A Daniel Defoe le había ido mal en los negocios y estaba enterrado hasta el cuello. Con el fin de asegurarse una buena dote, se casó con una tal Mary Tuffley, pero no mejoró su situación financiera. Por el contrario, además de hundirlo en la bancarrota, la Tuffley no paraba de romperle la paciencia.
Defoe comenzó a evadirse en divagaciones y ensueños. Pasaba pingües horas encerrado a la luz de las velas, con su pluma de cisne, papel y tinta, imbuido en la escritura de ideas de cómo escapar de sus acreedores y de la tortura del matrimonio. En una oportunidad en que su mujer lo increpaba desde la cocina, la imaginó como un colérico capitán de barco, dando órdenes sable en mano. Así fue asociando ideas: un barco en alta mar, una tormenta, un naufragio y un único sobreviviente en una isla desierta.
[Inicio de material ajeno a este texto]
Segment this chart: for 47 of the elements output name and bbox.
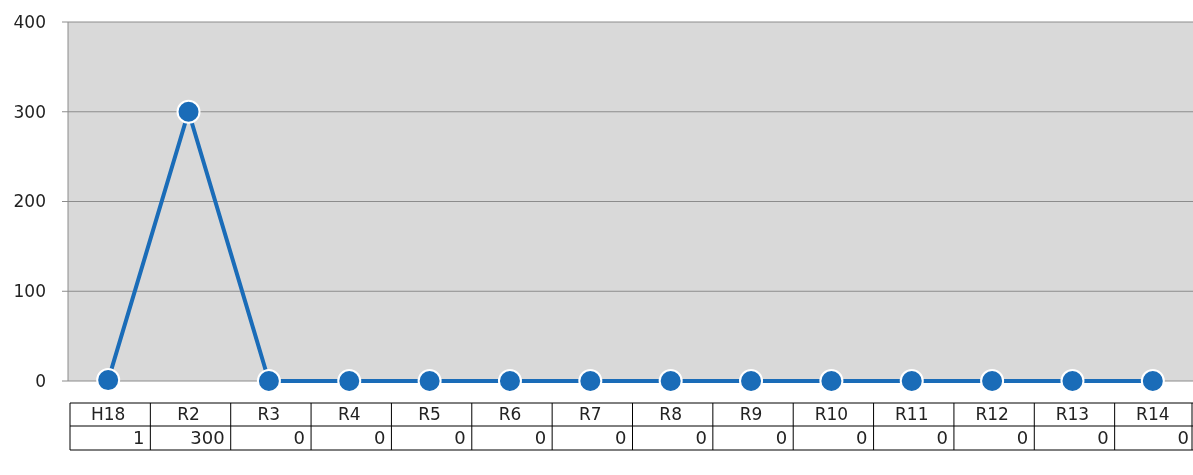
point [497, 369, 522, 393]
data-label: 0 [775, 427, 788, 449]
x-tick-label: R14 [1136, 404, 1170, 425]
point [980, 369, 1005, 393]
x-tick-label: R2 [177, 404, 200, 425]
data-label: 0 [695, 427, 707, 449]
point [96, 368, 121, 393]
x-tick-label: R3 [257, 404, 281, 425]
point [1060, 369, 1085, 393]
point [739, 369, 764, 393]
x-tick-label: R11 [895, 404, 929, 425]
x-tick-label: R5 [418, 404, 441, 425]
data-label: 0 [856, 427, 868, 449]
data-label: 0 [293, 427, 306, 449]
data-label: 0 [615, 427, 627, 449]
data-label: 0 [936, 427, 948, 449]
data-label: 0 [1016, 427, 1029, 449]
data-label: 0 [373, 427, 386, 449]
x-tick-label: R6 [498, 404, 522, 425]
x-tick-label: R9 [739, 404, 763, 425]
point [337, 369, 362, 393]
data-label: 0 [1097, 427, 1109, 449]
point [176, 99, 201, 124]
point [658, 369, 683, 393]
point [417, 369, 442, 393]
x-tick-label: R10 [814, 404, 849, 425]
data-label: 0 [534, 427, 547, 449]
x-tick-label: R7 [579, 404, 602, 425]
point [578, 369, 603, 393]
x-tick-label: R12 [975, 404, 1009, 425]
point [899, 369, 924, 393]
y-tick-label: 0 [35, 370, 46, 391]
point [1140, 369, 1165, 393]
x-tick-label: R8 [659, 404, 682, 425]
point [256, 369, 281, 393]
y-tick-label: 200 [13, 191, 46, 212]
point [819, 369, 844, 393]
data-label: 0 [454, 427, 466, 449]
x-tick-label: R13 [1055, 404, 1090, 425]
y-tick-label: 400 [13, 11, 46, 32]
data-label: 1 [132, 427, 145, 449]
x-tick-label: R4 [337, 404, 361, 425]
y-tick-label: 100 [13, 281, 46, 302]
data-label: 0 [1177, 427, 1189, 449]
x-tick-label: H18 [90, 404, 126, 425]
data-label: 300 [190, 427, 225, 449]
y-tick-label: 300 [13, 101, 46, 122]
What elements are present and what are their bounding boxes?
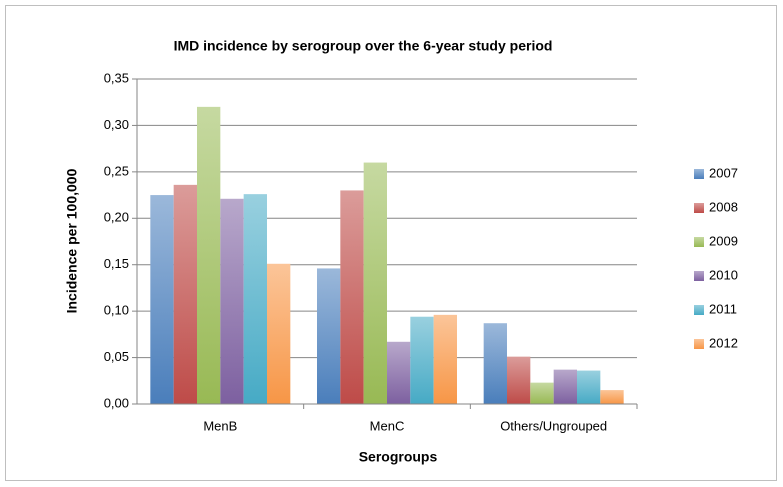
bar [197,106,221,404]
bar [150,195,174,404]
bar [553,369,577,404]
bar [317,268,341,404]
y-tick-label: 0,25 [104,163,129,178]
legend-label: 2011 [709,301,737,316]
y-tick-label: 0,30 [104,117,129,132]
y-tick-label: 0,10 [104,303,129,318]
bar [507,356,531,404]
x-tick-label: MenB [203,418,237,433]
legend-swatch [694,305,704,315]
legend-label: 2007 [709,165,738,180]
legend-swatch [694,237,704,247]
x-tick-label: MenC [370,418,405,433]
y-tick-label: 0,20 [104,210,129,225]
bar [410,316,434,404]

Aislándose del tormento, imaginaba insólitas aventuras con Robinson, el personaje de su historia. Vagaba por la isla, disfrutaba de la libertad, del sol tropical, tenía un loro y un perro y como se creía aristocrático, se imaginó un vasallo al que llamó Viernes.
Con el paso de los años, sostuvo en sus manos el borrador de una novela. Dada su necesidad de dinero para vivir con dignidad, pensó en editarla, puesto que intuía que sería un gran éxito. Pero al final desistió. Si la publicaba perdería sus únicos momentos de felicidad: la vida en su isla imaginaria.